Feb 11, 2013 7:06 PM by Matt Stafford
A former Fort Carson soldier has been given the nation's highest military honor.
Retired Staff Sergeant Clint Romesha was presented with the Medal of Honor from President Barack Obama Monday at the White House.
"These men were outnumbered, outgunned, and almost overrun," President Obama said in the ceremony for Romesha. "Looking back, one of them said, ‘I'm surprised any of us made it out,' but they are here today, and I would ask these soldiers - this band of brothers - to stand and accept the gratitude of our entire nation."
Romesha is being recognized for valor shown during fighting at Combat Outpost Keating in the Nuristan province of Afghanistan in October, 2009. Romesha and about 50 other soldiers held off more than 300 Taliban insurgents. They fought for close to ten hours, according to Master Sergeant Ronald Burton who was there that day. He described the fighting, and Romesha's valor, in an interview with News 5 shortly after the announcement of the Medal of Honor came out.
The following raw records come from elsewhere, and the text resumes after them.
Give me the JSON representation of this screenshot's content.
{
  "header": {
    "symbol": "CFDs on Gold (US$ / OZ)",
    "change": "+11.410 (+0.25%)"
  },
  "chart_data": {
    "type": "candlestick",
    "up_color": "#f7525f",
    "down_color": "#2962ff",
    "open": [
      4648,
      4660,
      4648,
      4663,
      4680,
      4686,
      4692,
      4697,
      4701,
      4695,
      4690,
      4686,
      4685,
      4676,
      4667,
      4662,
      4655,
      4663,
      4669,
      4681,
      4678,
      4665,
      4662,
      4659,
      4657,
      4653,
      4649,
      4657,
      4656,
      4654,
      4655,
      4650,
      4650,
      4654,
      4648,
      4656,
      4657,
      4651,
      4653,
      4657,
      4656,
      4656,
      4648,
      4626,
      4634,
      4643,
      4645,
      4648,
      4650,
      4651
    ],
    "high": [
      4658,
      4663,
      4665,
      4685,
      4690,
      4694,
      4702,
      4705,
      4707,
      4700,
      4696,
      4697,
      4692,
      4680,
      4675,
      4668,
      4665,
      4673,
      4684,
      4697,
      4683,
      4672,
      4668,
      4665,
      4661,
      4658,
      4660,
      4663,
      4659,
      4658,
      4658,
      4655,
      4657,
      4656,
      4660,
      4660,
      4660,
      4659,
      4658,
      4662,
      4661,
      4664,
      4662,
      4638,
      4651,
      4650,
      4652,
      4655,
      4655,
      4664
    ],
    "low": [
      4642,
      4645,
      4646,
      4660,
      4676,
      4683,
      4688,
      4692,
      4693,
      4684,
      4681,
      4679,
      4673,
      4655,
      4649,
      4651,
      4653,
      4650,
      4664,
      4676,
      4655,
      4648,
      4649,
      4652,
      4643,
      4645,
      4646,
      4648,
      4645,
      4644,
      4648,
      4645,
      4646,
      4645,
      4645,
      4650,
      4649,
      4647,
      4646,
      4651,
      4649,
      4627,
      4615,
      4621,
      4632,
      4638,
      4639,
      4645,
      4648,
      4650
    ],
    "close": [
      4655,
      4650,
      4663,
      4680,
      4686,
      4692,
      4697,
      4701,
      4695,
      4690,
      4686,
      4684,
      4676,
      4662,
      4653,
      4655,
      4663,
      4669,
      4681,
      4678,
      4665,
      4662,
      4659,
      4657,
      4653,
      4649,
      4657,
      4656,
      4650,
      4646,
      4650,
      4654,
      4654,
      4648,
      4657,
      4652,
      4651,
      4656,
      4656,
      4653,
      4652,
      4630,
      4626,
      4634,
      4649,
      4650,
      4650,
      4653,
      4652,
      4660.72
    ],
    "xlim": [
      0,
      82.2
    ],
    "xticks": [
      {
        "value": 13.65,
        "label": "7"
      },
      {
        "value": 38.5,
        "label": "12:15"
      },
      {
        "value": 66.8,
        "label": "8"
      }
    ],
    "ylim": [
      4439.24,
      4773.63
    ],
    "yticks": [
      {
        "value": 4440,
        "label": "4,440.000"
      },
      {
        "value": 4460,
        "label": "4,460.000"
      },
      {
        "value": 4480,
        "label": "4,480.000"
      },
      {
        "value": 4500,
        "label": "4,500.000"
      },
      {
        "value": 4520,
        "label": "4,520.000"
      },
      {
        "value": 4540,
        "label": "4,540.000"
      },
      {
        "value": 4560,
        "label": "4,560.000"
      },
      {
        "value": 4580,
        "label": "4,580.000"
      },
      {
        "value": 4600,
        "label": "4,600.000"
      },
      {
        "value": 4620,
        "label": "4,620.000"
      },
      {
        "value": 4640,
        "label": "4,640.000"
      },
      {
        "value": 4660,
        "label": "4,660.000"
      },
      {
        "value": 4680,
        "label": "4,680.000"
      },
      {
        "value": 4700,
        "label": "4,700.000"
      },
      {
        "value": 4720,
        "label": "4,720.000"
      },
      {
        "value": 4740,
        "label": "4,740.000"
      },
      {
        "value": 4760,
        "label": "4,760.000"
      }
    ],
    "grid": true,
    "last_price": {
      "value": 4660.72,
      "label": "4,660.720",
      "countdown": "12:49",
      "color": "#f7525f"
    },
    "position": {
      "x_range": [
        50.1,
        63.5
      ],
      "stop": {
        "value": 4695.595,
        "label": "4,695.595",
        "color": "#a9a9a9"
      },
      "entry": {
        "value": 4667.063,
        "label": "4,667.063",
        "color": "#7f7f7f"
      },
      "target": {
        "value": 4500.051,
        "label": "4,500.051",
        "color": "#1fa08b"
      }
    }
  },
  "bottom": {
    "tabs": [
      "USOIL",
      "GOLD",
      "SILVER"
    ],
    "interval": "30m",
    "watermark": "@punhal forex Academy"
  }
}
"He was just all over the place," recalls Master Sergeant Burton. "He just reacted and made on the spot decisions. Just snatched up whoever he could, you know; went out and took certain parts of the camp from the enemy and then just defended them and defended everybody else that was there."
"This award is for the eight soldiers that didn't make it, and for the rest of the team that fought valiantly and magnificently that day," Romesha said following the ceremony.
Romesha is the 4th living recipient of the Medal of Honor from the generation of troops who have fought the wars in Iraq and Afghanistan; three others have been given the honor posthumously.
Those eight soldiers killed were all assigned to Fort Carson -- the 4th Brigade Combat Team, 4th Infantry Division. They're listed on the Fallen Soldiers' Memorial at the Mountain Post.
Romesha is now retired from the military and lives with his family in North Dakota.